To profile the code on some sample verses, run:

python -m cProfile -s cumulative profile.py

Modules

  • wrappers.py for working with input data
  • padyas.py for representing metrical forms
  • classify.py for matching some input data with a metrical form
  • enums.py for storing certain kinds of common data

JSON format

A list of objects, each with these keys:

  • name: the name of the meter. By default, all names are in lowercase IAST, but any representation is allowed.

  • pattern: a list of syllable patterns. A pattern is just a string that uses the following characters.

    • 'G' for guru syllables
    • 'L' for laghu syllables
    • '.' for syllables that can be either guru or laghu
    • '|' for yati. (Currently, the package just ignores this.)

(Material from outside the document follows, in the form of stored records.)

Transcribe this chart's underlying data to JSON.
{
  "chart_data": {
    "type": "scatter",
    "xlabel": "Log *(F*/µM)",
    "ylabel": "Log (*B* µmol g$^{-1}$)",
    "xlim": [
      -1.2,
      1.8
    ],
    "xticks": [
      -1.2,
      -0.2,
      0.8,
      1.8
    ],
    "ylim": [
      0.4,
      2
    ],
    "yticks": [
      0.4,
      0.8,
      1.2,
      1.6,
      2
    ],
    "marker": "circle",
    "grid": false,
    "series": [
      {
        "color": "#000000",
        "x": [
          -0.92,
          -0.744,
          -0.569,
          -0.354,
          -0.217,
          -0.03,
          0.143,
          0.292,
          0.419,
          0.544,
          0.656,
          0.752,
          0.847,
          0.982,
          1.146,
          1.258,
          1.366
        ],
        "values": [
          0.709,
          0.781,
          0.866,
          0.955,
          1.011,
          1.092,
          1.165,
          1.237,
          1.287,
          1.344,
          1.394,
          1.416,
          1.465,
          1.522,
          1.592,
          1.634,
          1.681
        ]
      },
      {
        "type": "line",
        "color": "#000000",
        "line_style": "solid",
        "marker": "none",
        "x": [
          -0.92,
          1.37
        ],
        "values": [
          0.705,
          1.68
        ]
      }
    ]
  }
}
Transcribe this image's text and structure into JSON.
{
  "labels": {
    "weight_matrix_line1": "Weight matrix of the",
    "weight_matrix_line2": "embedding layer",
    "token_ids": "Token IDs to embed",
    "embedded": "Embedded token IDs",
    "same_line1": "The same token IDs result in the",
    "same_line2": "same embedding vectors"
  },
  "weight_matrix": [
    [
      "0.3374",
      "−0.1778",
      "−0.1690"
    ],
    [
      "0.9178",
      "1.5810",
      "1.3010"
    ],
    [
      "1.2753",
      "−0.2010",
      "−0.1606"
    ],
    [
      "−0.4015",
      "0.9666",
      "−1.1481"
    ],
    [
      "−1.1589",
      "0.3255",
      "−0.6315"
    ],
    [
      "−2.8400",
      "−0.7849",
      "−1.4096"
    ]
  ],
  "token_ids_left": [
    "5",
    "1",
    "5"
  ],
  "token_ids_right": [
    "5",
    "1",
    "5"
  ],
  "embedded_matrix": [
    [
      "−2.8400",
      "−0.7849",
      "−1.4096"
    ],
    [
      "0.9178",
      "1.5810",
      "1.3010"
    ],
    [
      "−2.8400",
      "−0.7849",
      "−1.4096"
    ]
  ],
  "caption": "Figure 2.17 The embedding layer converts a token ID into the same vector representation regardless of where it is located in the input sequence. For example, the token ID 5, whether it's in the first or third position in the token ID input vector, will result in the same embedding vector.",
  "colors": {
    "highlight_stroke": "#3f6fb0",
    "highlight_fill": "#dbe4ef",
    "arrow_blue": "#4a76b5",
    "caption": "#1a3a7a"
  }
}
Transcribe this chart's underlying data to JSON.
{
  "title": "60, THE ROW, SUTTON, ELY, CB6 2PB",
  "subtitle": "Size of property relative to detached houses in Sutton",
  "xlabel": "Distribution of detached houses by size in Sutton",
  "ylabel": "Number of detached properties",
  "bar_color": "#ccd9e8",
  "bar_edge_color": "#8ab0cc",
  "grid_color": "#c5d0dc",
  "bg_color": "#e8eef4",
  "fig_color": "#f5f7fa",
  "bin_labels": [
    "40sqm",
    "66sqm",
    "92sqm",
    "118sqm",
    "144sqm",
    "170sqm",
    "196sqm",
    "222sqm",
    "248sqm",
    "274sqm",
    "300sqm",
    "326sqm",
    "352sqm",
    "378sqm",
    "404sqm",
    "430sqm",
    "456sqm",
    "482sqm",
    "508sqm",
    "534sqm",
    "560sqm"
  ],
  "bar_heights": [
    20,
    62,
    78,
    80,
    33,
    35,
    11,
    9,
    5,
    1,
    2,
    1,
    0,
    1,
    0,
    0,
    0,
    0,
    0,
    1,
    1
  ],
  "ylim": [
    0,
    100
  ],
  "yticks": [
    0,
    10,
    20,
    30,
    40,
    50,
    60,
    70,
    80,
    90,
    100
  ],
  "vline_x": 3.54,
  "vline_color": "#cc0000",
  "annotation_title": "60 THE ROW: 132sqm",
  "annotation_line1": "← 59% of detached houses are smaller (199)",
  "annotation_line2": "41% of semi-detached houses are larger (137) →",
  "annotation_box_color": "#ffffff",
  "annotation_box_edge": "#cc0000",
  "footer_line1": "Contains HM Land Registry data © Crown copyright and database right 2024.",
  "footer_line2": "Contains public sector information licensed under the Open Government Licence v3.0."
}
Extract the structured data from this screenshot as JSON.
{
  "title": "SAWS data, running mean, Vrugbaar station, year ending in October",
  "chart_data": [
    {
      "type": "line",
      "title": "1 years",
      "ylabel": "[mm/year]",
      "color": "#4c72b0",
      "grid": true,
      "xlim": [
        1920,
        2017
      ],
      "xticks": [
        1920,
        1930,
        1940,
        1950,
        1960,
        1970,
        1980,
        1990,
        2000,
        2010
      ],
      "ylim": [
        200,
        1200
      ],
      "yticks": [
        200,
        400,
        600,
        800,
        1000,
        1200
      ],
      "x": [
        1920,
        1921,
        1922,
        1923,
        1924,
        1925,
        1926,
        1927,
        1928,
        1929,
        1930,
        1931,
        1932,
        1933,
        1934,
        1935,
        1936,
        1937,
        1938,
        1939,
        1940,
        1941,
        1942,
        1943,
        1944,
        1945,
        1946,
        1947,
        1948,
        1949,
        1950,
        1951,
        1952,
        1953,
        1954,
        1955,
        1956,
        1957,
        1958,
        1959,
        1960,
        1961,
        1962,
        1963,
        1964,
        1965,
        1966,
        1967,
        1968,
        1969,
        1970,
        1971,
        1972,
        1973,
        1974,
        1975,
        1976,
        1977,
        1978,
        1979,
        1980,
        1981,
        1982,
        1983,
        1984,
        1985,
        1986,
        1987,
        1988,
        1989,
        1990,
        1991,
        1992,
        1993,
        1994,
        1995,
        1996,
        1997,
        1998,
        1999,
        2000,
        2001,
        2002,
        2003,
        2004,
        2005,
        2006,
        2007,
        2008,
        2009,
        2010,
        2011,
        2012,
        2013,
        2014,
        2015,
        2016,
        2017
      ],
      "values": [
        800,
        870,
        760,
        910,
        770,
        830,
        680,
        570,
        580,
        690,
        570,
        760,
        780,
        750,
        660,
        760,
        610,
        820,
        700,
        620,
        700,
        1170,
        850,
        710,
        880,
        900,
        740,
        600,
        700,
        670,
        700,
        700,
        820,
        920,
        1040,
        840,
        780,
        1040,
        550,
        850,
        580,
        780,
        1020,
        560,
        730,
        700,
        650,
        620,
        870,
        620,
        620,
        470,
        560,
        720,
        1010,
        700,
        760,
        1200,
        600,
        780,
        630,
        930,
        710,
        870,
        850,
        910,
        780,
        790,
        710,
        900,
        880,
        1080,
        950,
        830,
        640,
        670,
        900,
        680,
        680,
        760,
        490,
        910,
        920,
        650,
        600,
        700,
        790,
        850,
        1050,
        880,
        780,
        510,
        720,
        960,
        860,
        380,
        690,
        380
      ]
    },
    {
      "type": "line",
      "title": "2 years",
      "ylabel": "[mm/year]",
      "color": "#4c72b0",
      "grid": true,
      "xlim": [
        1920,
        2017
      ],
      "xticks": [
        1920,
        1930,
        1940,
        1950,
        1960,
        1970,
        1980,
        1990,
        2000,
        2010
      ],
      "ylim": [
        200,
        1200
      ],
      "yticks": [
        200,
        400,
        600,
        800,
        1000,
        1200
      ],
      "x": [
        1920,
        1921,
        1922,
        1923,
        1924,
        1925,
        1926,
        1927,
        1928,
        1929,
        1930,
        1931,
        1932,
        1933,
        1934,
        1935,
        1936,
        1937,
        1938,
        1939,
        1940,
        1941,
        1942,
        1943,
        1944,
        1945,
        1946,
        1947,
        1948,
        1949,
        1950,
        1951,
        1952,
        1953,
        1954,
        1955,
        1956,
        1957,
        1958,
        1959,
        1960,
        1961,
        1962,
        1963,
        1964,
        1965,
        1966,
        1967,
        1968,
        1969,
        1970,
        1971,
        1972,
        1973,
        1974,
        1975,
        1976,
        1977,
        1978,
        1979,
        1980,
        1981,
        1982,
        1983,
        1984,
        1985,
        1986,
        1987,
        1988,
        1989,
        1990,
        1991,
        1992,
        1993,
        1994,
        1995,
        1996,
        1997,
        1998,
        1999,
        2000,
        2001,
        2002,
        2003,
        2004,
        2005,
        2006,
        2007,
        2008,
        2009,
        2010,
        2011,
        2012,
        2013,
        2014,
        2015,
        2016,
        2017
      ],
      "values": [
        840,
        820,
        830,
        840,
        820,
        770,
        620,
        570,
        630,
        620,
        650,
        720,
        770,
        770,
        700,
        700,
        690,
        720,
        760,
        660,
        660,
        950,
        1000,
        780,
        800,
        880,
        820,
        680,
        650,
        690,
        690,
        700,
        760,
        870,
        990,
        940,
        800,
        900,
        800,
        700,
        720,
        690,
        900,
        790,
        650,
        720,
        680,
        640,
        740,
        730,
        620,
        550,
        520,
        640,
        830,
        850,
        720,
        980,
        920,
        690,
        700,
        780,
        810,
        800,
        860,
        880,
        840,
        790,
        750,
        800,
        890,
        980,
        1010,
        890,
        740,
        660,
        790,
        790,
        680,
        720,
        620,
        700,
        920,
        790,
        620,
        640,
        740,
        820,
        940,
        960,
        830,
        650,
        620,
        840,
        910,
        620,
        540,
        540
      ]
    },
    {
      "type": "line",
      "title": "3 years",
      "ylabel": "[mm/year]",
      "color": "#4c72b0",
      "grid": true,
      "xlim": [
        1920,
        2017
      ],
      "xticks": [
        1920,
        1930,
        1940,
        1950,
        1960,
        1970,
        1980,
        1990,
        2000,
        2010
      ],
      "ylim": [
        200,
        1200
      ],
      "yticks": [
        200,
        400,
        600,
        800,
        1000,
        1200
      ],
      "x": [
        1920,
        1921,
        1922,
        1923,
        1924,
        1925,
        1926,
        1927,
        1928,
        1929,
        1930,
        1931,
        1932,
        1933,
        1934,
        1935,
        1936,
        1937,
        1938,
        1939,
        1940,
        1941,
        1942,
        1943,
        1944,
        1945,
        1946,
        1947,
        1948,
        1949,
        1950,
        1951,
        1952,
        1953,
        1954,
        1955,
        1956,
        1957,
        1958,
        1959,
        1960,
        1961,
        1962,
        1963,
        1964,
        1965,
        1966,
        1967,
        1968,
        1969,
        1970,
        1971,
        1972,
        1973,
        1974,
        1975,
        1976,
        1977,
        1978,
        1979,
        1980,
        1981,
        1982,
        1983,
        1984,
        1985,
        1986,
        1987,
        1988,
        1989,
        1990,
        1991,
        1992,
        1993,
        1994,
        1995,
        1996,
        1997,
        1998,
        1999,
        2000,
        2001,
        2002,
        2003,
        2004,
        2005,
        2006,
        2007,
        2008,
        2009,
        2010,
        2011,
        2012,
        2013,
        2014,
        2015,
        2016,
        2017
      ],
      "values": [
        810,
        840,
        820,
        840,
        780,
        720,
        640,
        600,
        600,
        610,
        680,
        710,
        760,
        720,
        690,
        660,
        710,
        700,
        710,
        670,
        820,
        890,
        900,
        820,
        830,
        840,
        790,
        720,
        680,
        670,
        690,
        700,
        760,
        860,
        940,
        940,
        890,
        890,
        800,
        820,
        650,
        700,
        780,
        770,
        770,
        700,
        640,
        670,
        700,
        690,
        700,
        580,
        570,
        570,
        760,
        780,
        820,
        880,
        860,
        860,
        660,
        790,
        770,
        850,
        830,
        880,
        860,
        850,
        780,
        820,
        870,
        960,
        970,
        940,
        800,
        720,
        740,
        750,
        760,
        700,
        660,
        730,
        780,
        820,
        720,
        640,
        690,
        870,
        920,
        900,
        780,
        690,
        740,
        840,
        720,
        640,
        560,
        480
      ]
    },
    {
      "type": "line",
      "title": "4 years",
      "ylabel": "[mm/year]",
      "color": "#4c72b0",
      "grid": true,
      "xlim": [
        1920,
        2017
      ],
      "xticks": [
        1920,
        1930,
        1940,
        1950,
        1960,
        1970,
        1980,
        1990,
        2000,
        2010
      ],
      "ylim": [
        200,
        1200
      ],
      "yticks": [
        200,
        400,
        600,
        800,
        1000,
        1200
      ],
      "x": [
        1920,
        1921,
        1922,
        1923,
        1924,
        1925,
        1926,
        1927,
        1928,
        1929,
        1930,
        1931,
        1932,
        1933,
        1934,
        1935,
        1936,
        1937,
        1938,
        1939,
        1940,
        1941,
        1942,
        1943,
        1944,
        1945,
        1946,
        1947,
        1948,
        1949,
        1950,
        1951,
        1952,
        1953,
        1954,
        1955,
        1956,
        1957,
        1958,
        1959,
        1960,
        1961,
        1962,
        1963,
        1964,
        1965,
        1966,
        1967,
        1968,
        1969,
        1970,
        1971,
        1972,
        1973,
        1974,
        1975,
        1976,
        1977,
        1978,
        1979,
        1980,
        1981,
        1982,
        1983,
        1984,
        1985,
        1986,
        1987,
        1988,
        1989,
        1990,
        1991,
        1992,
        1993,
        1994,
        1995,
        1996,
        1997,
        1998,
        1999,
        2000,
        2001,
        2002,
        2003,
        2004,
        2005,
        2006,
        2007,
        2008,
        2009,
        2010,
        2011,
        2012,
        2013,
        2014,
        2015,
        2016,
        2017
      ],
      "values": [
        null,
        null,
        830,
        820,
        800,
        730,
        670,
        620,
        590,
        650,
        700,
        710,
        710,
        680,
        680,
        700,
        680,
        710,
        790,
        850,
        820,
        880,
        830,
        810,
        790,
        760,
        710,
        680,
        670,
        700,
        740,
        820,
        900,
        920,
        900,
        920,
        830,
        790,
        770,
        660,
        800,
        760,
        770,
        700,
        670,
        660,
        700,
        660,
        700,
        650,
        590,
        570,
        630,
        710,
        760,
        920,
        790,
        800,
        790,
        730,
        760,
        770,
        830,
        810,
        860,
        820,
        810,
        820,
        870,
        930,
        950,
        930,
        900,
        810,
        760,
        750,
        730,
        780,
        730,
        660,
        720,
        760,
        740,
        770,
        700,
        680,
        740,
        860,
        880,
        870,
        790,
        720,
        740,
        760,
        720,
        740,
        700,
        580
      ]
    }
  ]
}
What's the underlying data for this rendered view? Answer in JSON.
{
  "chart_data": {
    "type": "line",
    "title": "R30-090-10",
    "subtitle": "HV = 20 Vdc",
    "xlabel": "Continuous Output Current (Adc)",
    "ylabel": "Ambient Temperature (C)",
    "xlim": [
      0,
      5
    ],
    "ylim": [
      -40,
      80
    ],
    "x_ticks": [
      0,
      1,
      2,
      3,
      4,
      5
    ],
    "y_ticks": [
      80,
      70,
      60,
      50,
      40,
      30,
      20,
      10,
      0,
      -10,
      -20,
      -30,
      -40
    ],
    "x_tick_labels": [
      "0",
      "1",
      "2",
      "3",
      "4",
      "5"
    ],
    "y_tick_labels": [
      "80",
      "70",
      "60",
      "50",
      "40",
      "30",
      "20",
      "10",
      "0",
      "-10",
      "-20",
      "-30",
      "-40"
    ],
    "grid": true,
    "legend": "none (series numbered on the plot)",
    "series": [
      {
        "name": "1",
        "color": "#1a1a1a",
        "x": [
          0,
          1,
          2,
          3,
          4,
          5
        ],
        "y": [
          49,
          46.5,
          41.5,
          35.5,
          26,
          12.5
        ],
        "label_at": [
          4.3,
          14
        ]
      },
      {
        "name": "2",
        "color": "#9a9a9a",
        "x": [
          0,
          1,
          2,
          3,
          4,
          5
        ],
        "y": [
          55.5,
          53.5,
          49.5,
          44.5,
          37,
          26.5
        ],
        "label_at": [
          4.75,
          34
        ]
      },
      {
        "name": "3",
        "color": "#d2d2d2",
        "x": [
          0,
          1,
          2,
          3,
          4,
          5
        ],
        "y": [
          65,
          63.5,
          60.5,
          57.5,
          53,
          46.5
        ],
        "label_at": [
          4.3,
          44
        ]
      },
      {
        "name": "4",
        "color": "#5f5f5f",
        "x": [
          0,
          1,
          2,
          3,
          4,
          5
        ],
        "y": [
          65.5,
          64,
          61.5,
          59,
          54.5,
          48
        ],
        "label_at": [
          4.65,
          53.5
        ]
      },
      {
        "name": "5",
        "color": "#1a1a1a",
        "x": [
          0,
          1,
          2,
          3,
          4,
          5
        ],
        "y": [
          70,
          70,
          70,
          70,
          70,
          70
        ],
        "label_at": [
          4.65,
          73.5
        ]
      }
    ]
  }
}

    All other characters in the pattern (including whitespace) are ignored.

    If the list has 1 pattern, then the verse is treated as sama-vṛtta. If the list has 2 patterns, then the verse is treated as ardha-sama-vṛtta. If the list has 4 patterns, then the verse is treated as viṣama-vṛtta.

  • counts: [optional] for jāti meters. A list of 4 numbers, each denoting the mātrā length of the corresponding pāda.

    If this field is present, then the verse is treated as a jāti meter.

Examples:

{
  "name": "mandākrāntā",
  "pattern": ["GGGG|LLLLLG|GLGGLGG"]
},
{
  "name": "upacitra",
  "pattern":["LLGLLGLLGLG", "GLLGLLGLLGG"]
},
{
  "name": "udgatā",
  "pattern": [
    "L L G L G L L L G L",
    "L L L L L G L G L G",
    "G L L L L L L G L L G",
    "L L G L G L L L G L G L G"
  ]
},
{
  "name": "āryā",
  "pattern": [],
  "counts": [12, 18, 12, 15]
}